President Joe Biden attempted to double the wage earlier this year by including it in the $1.9 trillion American Rescue Plan. But the provision was struck down by the Senate Parliamentarian, who ruled that it couldn't be included in the reconciliation bill.

Democrats also reintroduced the Raise the Wage Act this year, which would bump up the minimum wage to $15 an hour by 2025. The bill has 199 co-sponsors in the House of Representatives and 37 co-sponsors in the Senate but has yet to be taken up for a vote.

EPI Report: Minimum Wage Worth 21% Less
A new report found that minimum wage workers are earning 21 percent less than their counterparts 12 years ago, the last time Congress raised the wage. In this photo illustration, $20 and $5 bills are displayed on August 29, 2017 in San Anselmo, Calif. Justin Sullivan/Getty Images

As Capitol Hill has stalled on the issue, states have taken their own action to raise the minimum wage.
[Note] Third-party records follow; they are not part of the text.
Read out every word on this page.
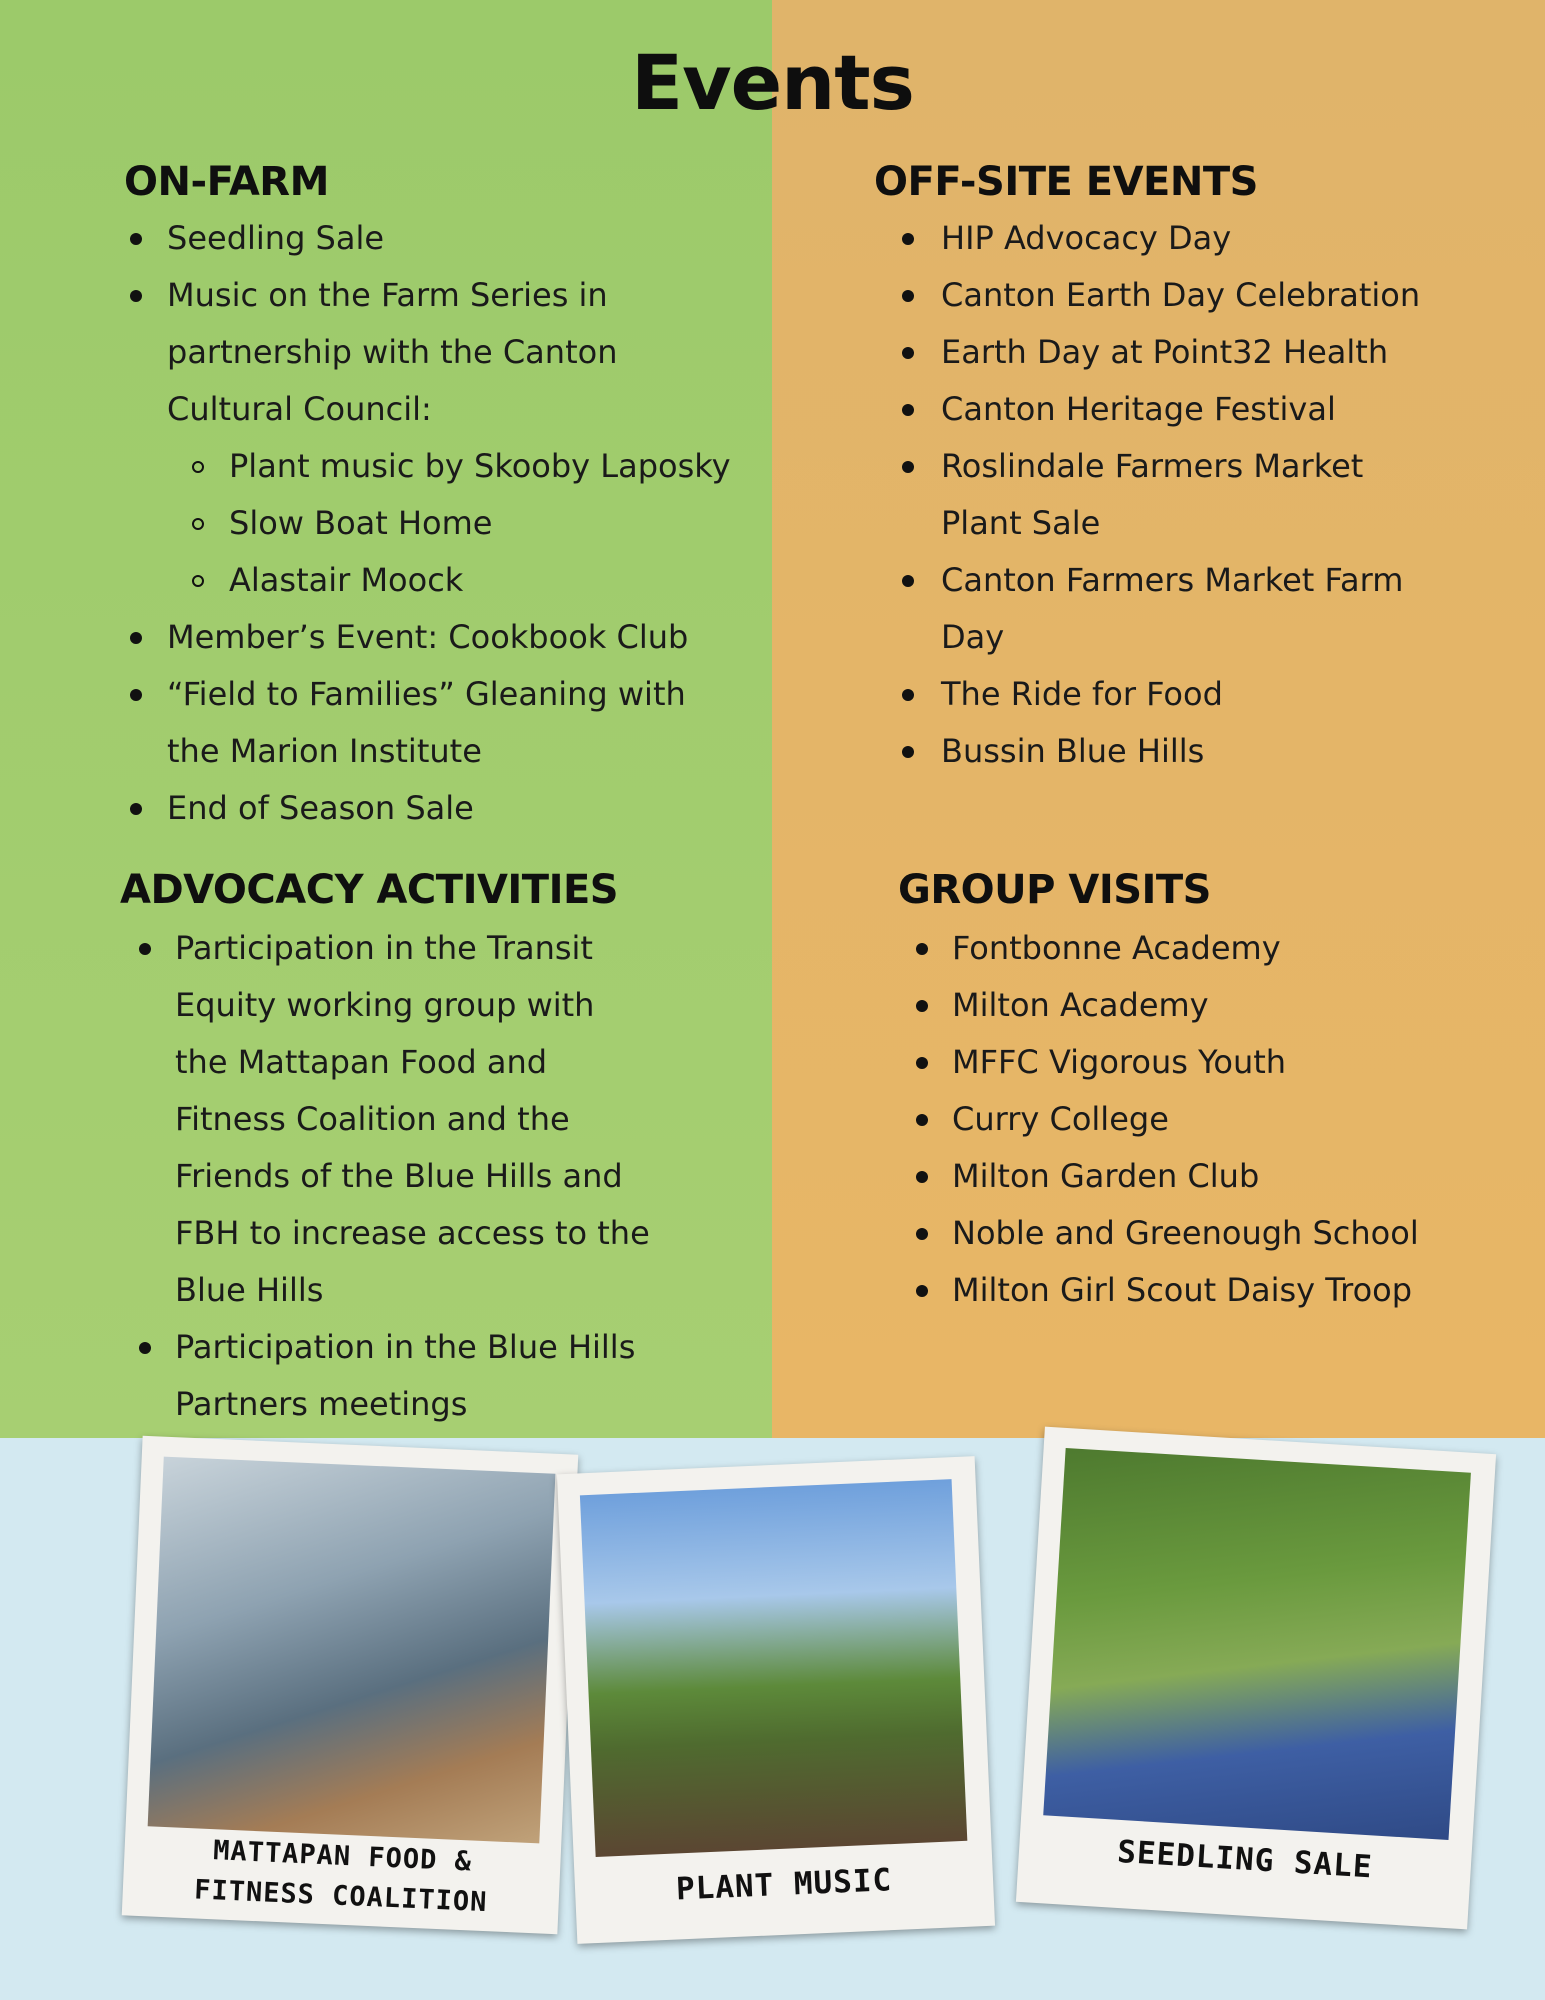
Events
ON-FARM
Seedling Sale
Music on the Farm Series in
partnership with the Canton
Cultural Council:
Plant music by Skooby Laposky
Slow Boat Home
Alastair Moock
Member’s Event: Cookbook Club
“Field to Families” Gleaning with
the Marion Institute
End of Season Sale
ADVOCACY ACTIVITIES
Participation in the Transit
Equity working group with
the Mattapan Food and
Fitness Coalition and the
Friends of the Blue Hills and
FBH to increase access to the
Blue Hills
Participation in the Blue Hills
Partners meetings
OFF-SITE EVENTS
HIP Advocacy Day
Canton Earth Day Celebration
Earth Day at Point32 Health
Canton Heritage Festival
Roslindale Farmers Market
Plant Sale
Canton Farmers Market Farm
Day
The Ride for Food
Bussin Blue Hills
GROUP VISITS
Fontbonne Academy
Milton Academy
MFFC Vigorous Youth
Curry College
Milton Garden Club
Noble and Greenough School
Milton Girl Scout Daisy Troop
MATTAPAN FOOD &
FITNESS COALITION	PLANT MUSIC	SEEDLING SALE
Ten states and the District of Columbia have passed legislation to increase wages to $15 an hour. Delaware on Monday became the latest state to do so as Gov. John Carney signed the bill on Monday.

"What we're doing is really, really important," the governor said at a press conference. "There are many people that go to work every day, work hard, support their families and themselves. And when you think about our work as public officials, there's nothing really more important than giving everybody that opportunity."

Zipperer noted the United States has the economic capacity to pay employees higher wages but has primarily only done so for those who are already at the top of the wage distribution.

"But for a low-wage worker that essentially means that you can't afford a decent standard of living," he said.

He added, "A single adult with no kids is going to need at least a $15 an hour job today in order to afford basic necessities like rent, food, transportation expenses and taxes."